When applying investment options analysis, each phase represents one or more periods of investment. Each phase has an initial investment, equivalent to the cost of the option, plus the some fractional portion of the development cost, up to and including 100%. At the end of that period, work products delivered represents the spot-price of the development. Each phase of the software development life cycle, ocurring in one or more development periods, incurs a cost at the beginning of the period and derives a value or earned value or pay-off at the end of the phase.
Figure 3.1: Waterfall Method of Development
3.1.2
Options Treatment of Iterative-Incremental Model
Iterative-incremental models of software development provide a more modern alternative to the now pedagogical waterfall model. In iterative-incremental development, the entire duration of development is split among a number of iterations. Each iteration represents a full cycle of each of the traditional phases of the software development life cycle or variations on it. During each iteration, a single increment of the software project is under development. An increment might represent a feature, module or subsystem of the software product. Figure 3.2 provides a visual aid in understanding an iterative-incremental software devleopment process.

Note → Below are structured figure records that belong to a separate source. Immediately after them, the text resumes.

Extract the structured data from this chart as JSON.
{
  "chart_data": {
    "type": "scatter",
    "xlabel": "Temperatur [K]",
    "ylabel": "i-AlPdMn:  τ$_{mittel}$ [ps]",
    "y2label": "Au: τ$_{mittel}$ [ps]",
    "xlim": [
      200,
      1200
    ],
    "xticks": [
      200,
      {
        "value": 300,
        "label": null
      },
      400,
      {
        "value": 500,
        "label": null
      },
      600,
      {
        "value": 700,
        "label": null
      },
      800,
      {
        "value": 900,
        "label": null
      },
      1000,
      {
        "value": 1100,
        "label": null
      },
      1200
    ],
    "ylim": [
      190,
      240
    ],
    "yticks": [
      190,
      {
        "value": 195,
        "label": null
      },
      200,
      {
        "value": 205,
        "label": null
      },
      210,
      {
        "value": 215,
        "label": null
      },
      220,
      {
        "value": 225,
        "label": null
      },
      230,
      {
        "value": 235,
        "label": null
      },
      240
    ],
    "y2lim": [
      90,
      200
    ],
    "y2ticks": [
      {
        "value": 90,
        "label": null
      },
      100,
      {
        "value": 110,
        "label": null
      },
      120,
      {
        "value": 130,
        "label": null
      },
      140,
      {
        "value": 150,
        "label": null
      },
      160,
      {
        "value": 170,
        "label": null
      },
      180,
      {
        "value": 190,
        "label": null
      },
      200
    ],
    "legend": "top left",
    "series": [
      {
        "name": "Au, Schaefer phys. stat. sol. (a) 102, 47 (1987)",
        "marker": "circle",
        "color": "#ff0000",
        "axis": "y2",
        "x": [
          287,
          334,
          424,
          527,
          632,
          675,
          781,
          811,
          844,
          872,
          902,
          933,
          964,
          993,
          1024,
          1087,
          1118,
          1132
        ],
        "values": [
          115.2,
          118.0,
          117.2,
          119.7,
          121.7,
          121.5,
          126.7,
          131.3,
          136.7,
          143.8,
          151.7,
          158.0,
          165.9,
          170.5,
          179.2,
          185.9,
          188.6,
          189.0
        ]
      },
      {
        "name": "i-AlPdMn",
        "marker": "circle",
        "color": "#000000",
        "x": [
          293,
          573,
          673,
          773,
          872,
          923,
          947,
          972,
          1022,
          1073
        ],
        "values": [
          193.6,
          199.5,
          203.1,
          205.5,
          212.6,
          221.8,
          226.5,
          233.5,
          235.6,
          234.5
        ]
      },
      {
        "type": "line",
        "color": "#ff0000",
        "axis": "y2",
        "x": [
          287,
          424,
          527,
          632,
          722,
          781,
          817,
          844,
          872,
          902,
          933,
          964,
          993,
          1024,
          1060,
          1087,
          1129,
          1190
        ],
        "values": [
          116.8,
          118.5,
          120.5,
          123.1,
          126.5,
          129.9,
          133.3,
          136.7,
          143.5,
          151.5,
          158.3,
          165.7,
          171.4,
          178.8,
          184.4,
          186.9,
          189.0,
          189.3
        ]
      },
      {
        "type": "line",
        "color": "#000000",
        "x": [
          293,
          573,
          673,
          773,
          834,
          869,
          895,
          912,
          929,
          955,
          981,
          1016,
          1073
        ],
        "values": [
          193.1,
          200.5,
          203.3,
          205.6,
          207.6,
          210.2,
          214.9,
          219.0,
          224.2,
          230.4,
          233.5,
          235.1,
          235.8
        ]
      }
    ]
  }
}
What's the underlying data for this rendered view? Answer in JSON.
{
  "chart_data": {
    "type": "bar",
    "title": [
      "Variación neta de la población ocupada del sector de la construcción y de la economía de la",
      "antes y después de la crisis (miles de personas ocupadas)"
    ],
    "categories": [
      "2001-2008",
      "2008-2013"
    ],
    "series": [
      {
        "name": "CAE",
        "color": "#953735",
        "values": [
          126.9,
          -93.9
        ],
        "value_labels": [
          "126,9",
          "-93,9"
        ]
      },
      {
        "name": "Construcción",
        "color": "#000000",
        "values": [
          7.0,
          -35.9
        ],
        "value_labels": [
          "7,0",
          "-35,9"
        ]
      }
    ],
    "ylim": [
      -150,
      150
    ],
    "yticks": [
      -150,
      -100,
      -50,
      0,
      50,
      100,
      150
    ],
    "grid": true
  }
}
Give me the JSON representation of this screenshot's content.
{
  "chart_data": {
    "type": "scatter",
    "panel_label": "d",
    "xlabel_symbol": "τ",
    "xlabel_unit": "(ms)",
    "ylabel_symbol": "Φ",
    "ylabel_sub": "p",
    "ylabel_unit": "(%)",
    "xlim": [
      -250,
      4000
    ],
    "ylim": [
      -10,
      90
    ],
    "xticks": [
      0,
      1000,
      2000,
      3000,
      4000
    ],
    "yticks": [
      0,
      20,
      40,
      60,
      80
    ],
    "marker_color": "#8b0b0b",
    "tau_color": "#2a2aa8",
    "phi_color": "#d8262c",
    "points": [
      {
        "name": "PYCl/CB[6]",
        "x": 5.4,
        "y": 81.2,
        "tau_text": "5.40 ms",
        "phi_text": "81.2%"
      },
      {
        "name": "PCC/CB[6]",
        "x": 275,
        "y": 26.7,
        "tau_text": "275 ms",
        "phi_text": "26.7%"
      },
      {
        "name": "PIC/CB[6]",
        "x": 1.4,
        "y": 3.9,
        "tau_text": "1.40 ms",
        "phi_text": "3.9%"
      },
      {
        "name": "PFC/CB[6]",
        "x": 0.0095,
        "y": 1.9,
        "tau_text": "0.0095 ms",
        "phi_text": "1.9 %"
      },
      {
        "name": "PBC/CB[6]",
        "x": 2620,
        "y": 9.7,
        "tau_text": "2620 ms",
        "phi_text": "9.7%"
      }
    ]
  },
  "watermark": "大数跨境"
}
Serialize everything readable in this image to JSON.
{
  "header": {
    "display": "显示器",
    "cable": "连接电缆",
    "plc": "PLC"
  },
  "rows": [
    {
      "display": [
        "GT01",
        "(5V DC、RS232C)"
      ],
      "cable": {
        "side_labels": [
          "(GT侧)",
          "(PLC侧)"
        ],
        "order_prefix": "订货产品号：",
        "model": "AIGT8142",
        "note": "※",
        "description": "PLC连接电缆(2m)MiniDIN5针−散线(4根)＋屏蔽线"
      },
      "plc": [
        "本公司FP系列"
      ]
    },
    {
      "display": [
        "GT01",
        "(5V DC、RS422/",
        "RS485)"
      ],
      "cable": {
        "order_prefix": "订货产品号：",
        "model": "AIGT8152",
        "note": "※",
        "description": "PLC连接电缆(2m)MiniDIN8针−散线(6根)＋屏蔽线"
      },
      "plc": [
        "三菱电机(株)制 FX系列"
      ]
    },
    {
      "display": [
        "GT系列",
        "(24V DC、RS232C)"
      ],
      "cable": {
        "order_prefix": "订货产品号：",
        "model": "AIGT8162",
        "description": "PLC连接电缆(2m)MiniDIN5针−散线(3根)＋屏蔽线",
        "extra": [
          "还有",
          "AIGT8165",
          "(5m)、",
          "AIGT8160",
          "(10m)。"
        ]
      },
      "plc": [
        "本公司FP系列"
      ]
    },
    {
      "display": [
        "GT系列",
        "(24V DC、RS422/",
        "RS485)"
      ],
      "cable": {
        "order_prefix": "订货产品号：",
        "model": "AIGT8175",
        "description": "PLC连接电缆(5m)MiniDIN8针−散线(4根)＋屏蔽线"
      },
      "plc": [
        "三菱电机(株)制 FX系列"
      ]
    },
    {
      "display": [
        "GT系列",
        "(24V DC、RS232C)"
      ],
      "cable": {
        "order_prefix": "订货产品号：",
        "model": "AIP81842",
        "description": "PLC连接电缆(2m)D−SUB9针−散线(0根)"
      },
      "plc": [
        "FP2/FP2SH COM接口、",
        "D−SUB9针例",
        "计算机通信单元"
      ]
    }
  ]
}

Applying options value analysis to iterative-incremental styles of development begins with selecting a period that is compatible with the development pace and duration of each iteration. While iterations are subject to variable time extension, use of timeboxing, or strictly fixed length it- erations, as a development mechanism makes iterations function as a standard unit of time. Through utilization of timeboxing, it seems appropriate to set the period of investment to the same duration as an iteration; however, a single increment may span more than one iteration. Similar to the wa- terfall model, each iteration of software development incurs a cost at the beginning of development and affords a payout at the end of each iteration.
However, this coarse grained examination of the iterative-incremental development process represents only a single view of the options value treatment. Since each iteration is considered a full
cycle of the SDLC, iterations could be further subdivided into each phase of the SDLC within an iteration. A more fine grained view accurately represents that at any given stage in development within an iteration, the option to cease development always exists; however, this may not be an improvement over the coarse grained model described above. By taking a micro-level view of each phase of the SDLC within each iteration that develops each increment results in significantly smaller periods, or the use of fractional periods within the options value formulations. Furthermore, the time duration of a phase of the SDLC within the iterative-incremental model of software development may not be equal across all phases, e.g., requirements may last longer than testing. Finally, the possibility exists that a particular increment may last longer than a single iteration; however, multi- period increments are less troublesome than fractional phases of development within a given period as each period represents yet another point where decision making can be made and the model can be re-evaluated.